In the past I’d tried self-medicating with cannabis, but Sertraline was more effective at dulling the worst aspects of OCD for me. It’s vice-like grip on my brain seemed to ease. I wasn’t as worried about intrusive thoughts and had fewer as a result. The taunting voice didn’t set me as many absurd challenges and when it did I was more able to resist. It was easier to go out and socialise, easier to deal with everyday life. The drugs worked. They helped me traverse that no-mans land, that dark void. I’d crossed the rubicon back to the land of the living.

An article published by The Wall Street Journal on March 31st carried the ridiculous headline ‘We All Need OCD Now.’ No.

Suffering from a debilitating mental illness is not something to aspire to, and life lived in the shadow of anxiety is no life at all. That’s what I tell myself. I have to remain vigilant and resist the irrational voice in my head, I can’t afford to succumb to those demons.

OCD takes away opportunities and experiences. It reduces life down to a series of tedious repetitive thoughts and behaviours. It provides no useful function. It’s no small irony that after volunteering for a drug trial to test the efficacy of a potential vaccine for Covid-19 and passing the first stage checks on physical eligibility, I was rejected due to the OCD diagnosis that appeared on my health record.

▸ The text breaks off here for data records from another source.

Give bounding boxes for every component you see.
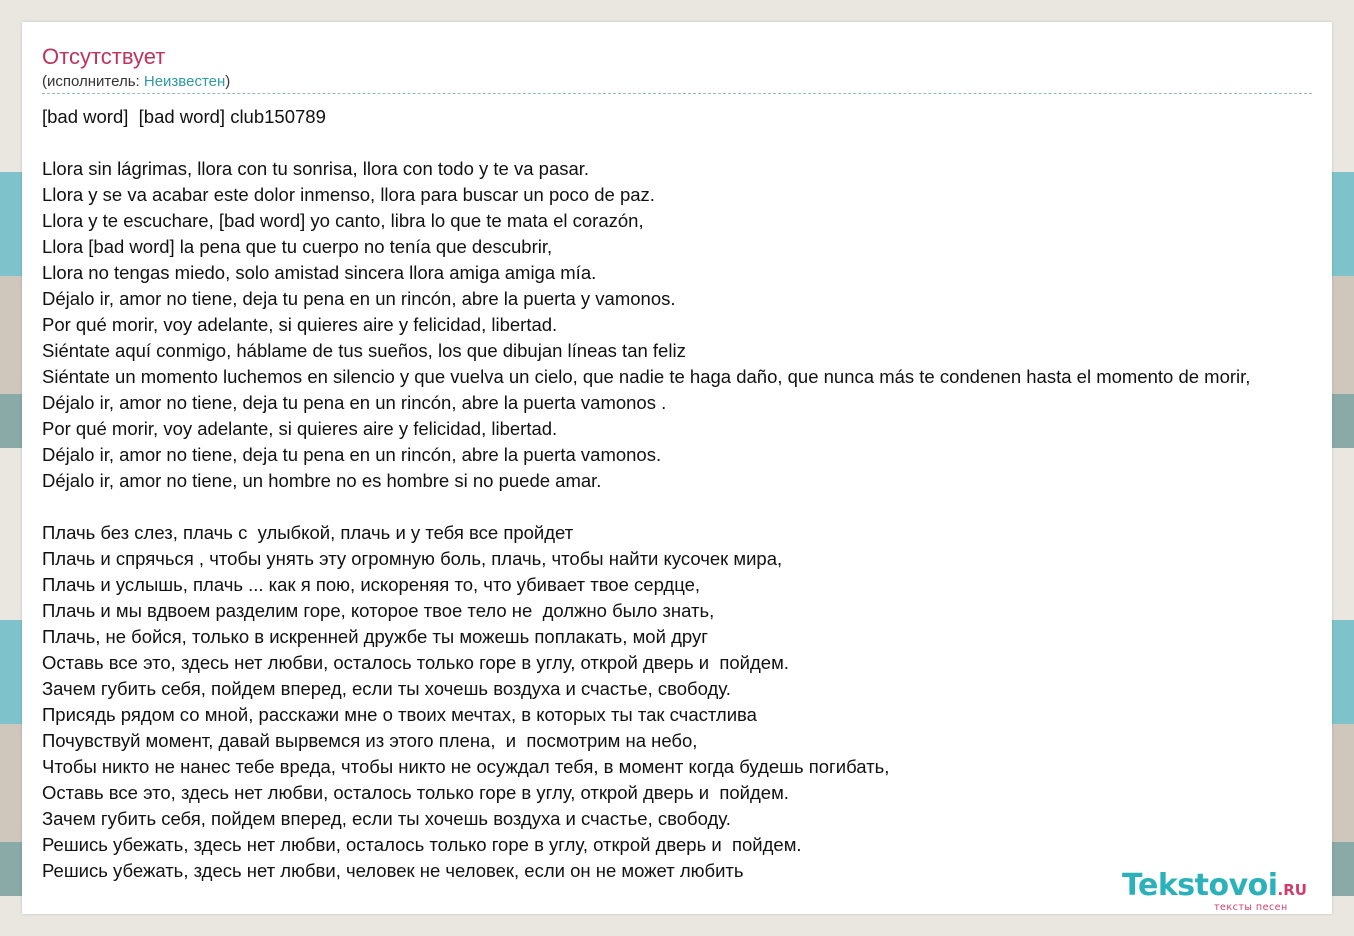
lyric-line: Почувствуй момент, давай вырвемся из этого плена, и посмотрим на небо,: [42, 730, 698, 751]
lyric-line: Siéntate aquí conmigo, háblame de tus sueños, los que dibujan líneas tan feliz: [42, 340, 686, 361]
song-title: Отсутствует: [42, 44, 166, 69]
lyric-line: Решись убежать, здесь нет любви, осталось только горе в углу, открой дверь и пойдем.: [42, 834, 802, 855]
artist-prefix: (исполнитель:: [42, 73, 144, 90]
lyric-line: Llora y se va acabar este dolor inmenso, llora para buscar un poco de paz.: [42, 184, 655, 205]
lyric-line: Плачь без слез, плачь с улыбкой, плачь и у тебя все пройдет: [42, 522, 574, 543]
lyric-line: Плачь и услышь, плачь ... как я пою, искореняя то, что убивает твое сердце,: [42, 574, 701, 595]
lyric-line: Плачь и мы вдвоем разделим горе, которое твое тело не должно было знать,: [42, 600, 715, 621]
artist-suffix: ): [225, 73, 231, 90]
lyric-line: Llora [bad word] la pena que tu cuerpo no tenía que descubrir,: [42, 236, 553, 257]
lyric-line: Зачем губить себя, пойдем вперед, если ты хочешь воздуха и счастье, свободу.: [42, 678, 731, 699]
lyric-line: Llora sin lágrimas, llora con tu sonrisa, llora con todo y te va pasar.: [42, 158, 590, 179]
lyric-line: Llora y te escuchare, [bad word] yo canto, libra lo que te mata el corazón,: [42, 210, 644, 231]
lyric-line: [bad word] [bad word] club150789: [42, 106, 326, 127]
lyric-line: Déjalo ir, amor no tiene, deja tu pena en un rincón, abre la puerta y vamonos.: [42, 288, 676, 309]
title-divider: [42, 93, 1312, 94]
lyric-line: Déjalo ir, amor no tiene, deja tu pena en un rincón, abre la puerta vamonos.: [42, 444, 662, 465]
lyrics-card: [22, 22, 1332, 914]
lyric-line: [42, 494, 1332, 520]
artist-line: [42, 73, 230, 90]
logo-wordmark: Tekstovoi: [1122, 868, 1278, 903]
lyric-line: Por qué morir, voy adelante, si quieres aire y felicidad, libertad.: [42, 314, 558, 335]
lyric-line: Плачь и спрячься , чтобы унять эту огромную боль, плачь, чтобы найти кусочек мира,: [42, 548, 783, 569]
lyric-line: Déjalo ir, amor no tiene, deja tu pena en un rincón, abre la puerta vamonos .: [42, 392, 667, 413]
logo-tld: .RU: [1277, 881, 1307, 899]
lyric-line: Por qué morir, voy adelante, si quieres aire y felicidad, libertad.: [42, 418, 558, 439]
lyric-line: [42, 130, 1332, 156]
lyrics-text: [42, 104, 1332, 884]
logo-tagline: тексты песен: [1214, 902, 1288, 913]
lyric-line: Siéntate un momento luchemos en silencio y que vuelva un cielo, que nadie te haga daño, que nunca más te condenen hasta el momento de morir,: [42, 366, 1251, 387]
site-logo[interactable]: [1122, 868, 1307, 913]
lyric-line: Плачь, не бойся, только в искренней дружбе ты можешь поплакать, мой друг: [42, 626, 708, 647]
lyric-line: Оставь все это, здесь нет любви, осталось только горе в углу, открой дверь и пойдем.: [42, 782, 789, 803]
lyric-line: Чтобы никто не нанес тебе вреда, чтобы никто не осуждал тебя, в момент когда будешь погибать,: [42, 756, 890, 777]
lyric-line: Зачем губить себя, пойдем вперед, если ты хочешь воздуха и счастье, свободу.: [42, 808, 731, 829]
lyric-line: Déjalo ir, amor no tiene, un hombre no es hombre si no puede amar.: [42, 470, 602, 491]
lyric-line: Llora no tengas miedo, solo amistad sincera llora amiga amiga mía.: [42, 262, 597, 283]
lyric-line: Присядь рядом со мной, расскажи мне о твоих мечтах, в которых ты так счастлива: [42, 704, 757, 725]
lyric-line: Решись убежать, здесь нет любви, человек не человек, если он не может любить: [42, 860, 744, 881]
artist-link[interactable]: Неизвестен: [143, 73, 226, 90]
lyric-line: Оставь все это, здесь нет любви, осталось только горе в углу, открой дверь и пойдем.: [42, 652, 789, 673]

As The Daily Mash cruelly observed: “Washing boxes of fish fingers used to be the kind of behaviour that Channel 5 enjoyed making lurid documentaries about. But now we’re all obsessive-compulsive clean freaks who think nothing of rinsing a packet of crumpets under the tap.”

Gallows humour. But my heart sinks when I hear about people washing their groceries. It’s just the sort of thing I would’ve done in the bad old days, when I was at my lowest and most irrational. Back when I was so concerned about touching the outer packaging of food I’d eat crisps with a fork.

Suffering from a debilitating mental illness is not something to aspire to, and life lived in the shadow of anxiety is no life at all.

But for me it wasn’t about the threat of a dangerous virus, it was about a fear of some unknown terror. A constant low-level sense of dread permeated everything.

This bad thing that might happen meant I had to find ways to reduce the chances of such a catastrophe, however seemingly absurd. That level of irrational fear is hard to maintain without it taking a significant mental toll. All the time worrying about what I’ve touched and what someone else has touched. It’s a surprise to me that it’s a surprise to people that other people touch things. At times I’ve thought about little else.

If, while travelling on public transport, I see someone press the bell with their hand inside their sleeve, or holding onto the handrail with a tissue, the little OCD gremlin inside me grins. He thinks he’s been vindicated. I tell him to get lost. I’ve spent too many years trying to avoid thinking about these things, trying to forget such preoccupations. I’m good at forgetting, but the world has suddenly become intent on reminding me of this neurosis. Now it’s much harder to forget. Just when I thought I’d put the worst of it behind me the hell that I once thought was confined to my own mind seems to have escaped out into the world at large.

Perhaps I thought that if I spoke about my OCD, if I said its name out loud, then I would conjure it into a more tangible existence. That it would become more real and more powerful. In fact the opposite is true.

Speaking about it, writing about it, has diminished its power. My advice to anyone who recognises themselves in any of this is not to feel afraid of seeking help. Don’t be scared to open up about what you’re going through. Or if a friend or loved one seems to be having a hard time, reach out, ask them if they’re okay. Talking helps.

I kept my struggles hidden for too long. There are pathways out of this dark tunnel, sometimes we just need a helping hand to guide us through to the other side.